So-called president

Trump is raging on Twitter, but the restraining order is being heeded all the same.

The Department of Homeland Security said Saturday that it had suspended “any and all actions” related to President Trump’s travel ban on immigrants from seven mostly Muslim countries and his halt on refugees coming into the U.S.

The move came after a federal judge in Seattle issued a temporary restraining order against the major parts of Trump’s executive order, effective nationwide, in response to a lawsuit filed by the states of Washington and Minnesota.

“DHS personnel will resume inspection of travelers in accordance with standard policy and procedure,” the department’s statement said.

The State Department, which had “provisionally revoked” 60,000 visas since the president signed his Jan. 27 order, said Saturday that it had started re-accepting those visas from people in the countries affected.

Trump would like to fire them all, but he can’t.

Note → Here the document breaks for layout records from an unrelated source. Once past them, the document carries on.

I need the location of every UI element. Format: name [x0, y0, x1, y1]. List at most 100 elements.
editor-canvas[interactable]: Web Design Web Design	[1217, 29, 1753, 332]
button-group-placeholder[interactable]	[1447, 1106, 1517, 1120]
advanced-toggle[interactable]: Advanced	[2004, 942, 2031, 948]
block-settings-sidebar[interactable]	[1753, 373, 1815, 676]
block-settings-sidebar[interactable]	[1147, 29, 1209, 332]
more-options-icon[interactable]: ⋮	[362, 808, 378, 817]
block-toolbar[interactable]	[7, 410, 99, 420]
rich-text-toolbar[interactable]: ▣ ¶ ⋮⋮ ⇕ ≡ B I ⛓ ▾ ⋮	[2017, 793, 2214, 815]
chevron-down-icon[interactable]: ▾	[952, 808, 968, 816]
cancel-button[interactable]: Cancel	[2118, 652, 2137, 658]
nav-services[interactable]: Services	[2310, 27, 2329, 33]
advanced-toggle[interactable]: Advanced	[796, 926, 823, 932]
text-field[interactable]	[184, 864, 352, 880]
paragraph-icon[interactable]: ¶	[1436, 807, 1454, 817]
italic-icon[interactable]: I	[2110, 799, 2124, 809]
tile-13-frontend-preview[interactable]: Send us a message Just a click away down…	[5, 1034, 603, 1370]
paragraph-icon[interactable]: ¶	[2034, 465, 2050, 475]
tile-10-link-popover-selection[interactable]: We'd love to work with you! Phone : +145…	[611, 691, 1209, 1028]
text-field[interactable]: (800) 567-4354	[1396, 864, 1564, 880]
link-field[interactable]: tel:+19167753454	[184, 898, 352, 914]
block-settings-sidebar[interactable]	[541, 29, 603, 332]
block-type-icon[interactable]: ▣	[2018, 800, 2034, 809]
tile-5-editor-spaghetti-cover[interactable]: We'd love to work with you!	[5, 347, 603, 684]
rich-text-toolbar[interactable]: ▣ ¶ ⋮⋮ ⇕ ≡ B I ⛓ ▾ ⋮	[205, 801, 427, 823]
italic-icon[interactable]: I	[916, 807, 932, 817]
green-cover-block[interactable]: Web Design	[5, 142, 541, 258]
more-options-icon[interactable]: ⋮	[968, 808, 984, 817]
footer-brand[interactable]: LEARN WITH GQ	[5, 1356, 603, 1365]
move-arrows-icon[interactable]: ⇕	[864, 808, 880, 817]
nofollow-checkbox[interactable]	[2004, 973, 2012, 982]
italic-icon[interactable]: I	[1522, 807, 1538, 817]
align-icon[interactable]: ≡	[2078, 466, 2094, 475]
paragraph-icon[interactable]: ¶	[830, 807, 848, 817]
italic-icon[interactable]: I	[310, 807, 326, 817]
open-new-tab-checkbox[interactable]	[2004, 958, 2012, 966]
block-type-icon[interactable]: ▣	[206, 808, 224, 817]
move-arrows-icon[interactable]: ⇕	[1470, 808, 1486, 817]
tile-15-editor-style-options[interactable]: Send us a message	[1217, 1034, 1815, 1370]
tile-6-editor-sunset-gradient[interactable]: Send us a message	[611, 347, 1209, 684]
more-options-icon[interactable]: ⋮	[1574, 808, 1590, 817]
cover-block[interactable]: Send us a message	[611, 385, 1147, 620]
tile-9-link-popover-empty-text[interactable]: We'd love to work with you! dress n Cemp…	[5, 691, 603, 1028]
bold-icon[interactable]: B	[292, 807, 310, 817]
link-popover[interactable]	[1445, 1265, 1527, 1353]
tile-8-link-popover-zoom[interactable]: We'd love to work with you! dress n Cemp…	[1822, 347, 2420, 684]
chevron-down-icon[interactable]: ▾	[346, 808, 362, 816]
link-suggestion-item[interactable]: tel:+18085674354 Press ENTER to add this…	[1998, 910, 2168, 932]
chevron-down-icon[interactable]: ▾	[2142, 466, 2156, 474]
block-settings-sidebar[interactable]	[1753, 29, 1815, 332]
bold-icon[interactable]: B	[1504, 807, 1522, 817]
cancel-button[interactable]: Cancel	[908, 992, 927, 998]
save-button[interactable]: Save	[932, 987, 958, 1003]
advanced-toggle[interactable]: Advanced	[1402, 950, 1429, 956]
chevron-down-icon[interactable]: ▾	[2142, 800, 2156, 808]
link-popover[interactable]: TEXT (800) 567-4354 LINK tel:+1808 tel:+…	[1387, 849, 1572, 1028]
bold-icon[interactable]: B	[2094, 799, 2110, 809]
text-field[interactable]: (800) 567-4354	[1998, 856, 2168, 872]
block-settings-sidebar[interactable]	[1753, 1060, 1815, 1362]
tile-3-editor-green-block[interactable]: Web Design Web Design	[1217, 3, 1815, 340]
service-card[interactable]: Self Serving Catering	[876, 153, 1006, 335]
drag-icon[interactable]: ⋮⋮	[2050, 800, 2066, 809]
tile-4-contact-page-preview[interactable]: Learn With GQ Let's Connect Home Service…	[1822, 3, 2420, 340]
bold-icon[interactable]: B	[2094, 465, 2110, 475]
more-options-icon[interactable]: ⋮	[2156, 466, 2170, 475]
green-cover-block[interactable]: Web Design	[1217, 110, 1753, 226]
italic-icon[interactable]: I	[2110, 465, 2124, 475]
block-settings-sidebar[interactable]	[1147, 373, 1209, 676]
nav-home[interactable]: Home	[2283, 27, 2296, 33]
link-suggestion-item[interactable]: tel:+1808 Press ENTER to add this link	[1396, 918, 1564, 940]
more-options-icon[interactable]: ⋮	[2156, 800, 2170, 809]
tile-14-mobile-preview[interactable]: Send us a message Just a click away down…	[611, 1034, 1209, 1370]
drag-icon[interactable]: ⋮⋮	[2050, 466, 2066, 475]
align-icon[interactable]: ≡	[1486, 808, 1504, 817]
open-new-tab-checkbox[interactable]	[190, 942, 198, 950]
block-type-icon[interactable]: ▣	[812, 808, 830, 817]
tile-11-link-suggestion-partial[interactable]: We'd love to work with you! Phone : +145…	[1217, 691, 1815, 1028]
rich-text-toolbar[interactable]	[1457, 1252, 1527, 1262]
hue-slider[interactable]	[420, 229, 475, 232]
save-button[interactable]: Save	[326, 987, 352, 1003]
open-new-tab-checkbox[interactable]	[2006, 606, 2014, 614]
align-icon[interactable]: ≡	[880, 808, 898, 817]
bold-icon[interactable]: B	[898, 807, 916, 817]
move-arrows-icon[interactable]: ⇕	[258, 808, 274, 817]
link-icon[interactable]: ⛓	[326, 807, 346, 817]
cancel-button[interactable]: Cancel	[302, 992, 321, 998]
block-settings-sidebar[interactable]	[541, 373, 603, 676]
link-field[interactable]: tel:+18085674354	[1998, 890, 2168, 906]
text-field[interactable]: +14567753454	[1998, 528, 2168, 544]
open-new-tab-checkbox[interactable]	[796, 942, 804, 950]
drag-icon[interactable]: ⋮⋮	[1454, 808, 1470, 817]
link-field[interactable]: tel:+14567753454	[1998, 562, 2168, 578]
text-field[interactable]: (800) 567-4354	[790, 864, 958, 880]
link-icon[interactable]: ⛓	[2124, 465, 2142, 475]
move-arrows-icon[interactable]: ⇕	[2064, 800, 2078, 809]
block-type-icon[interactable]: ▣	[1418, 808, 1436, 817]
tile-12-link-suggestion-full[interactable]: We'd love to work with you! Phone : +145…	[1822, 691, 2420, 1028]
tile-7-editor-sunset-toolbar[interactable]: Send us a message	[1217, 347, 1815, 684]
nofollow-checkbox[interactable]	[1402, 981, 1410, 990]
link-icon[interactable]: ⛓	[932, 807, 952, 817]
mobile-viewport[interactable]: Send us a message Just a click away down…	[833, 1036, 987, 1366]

Trump’s White House has said it will ask for an emergency stay of the judge’s order, and argued that the president’s actions were lawful.

“The opinion of this so-called judge, which essentially takes law-enforcement away from our country, is ridiculous and will be overturned!” Trump said amid a series of early morning tweets.

He did say that. It’s mind-blowing that the head of state could say such a thing. It’s mind blowing that the head of state thinks there’s such a thing as “the country,” which owns a thing called “law-enforcement” which is separate from and in opposition to judges. It’s mind blowing that the head of state thinks judges are some kind of aliens who steal “law-enforcement” from “the country.” It’s mind blowing that the head of state considers it appropriate to go on Twitter and disparage the authenticity of a federal judge.

Legal experts said the U.S. 9th Circuit Court of Appeals, which would review any request from the White House for a stay, may not be friendly to it.

“The 9th Circuit has a group of three judges who sit together all month hearing any motions that get filed …. The motions panel looks like a very good panel for the plaintiffs, but we’ll see what happens,” said Margo Schlanger, a law professor at the University of Michigan who served as the head of civil rights for the Department of Homeland Security under President Obama.

Schlanger predicted a long court battle that could end up in the U.S. Supreme Court. Already, several federal courts have issued emergency stays against portions of the executive order as dozens of lawsuits proceed against it.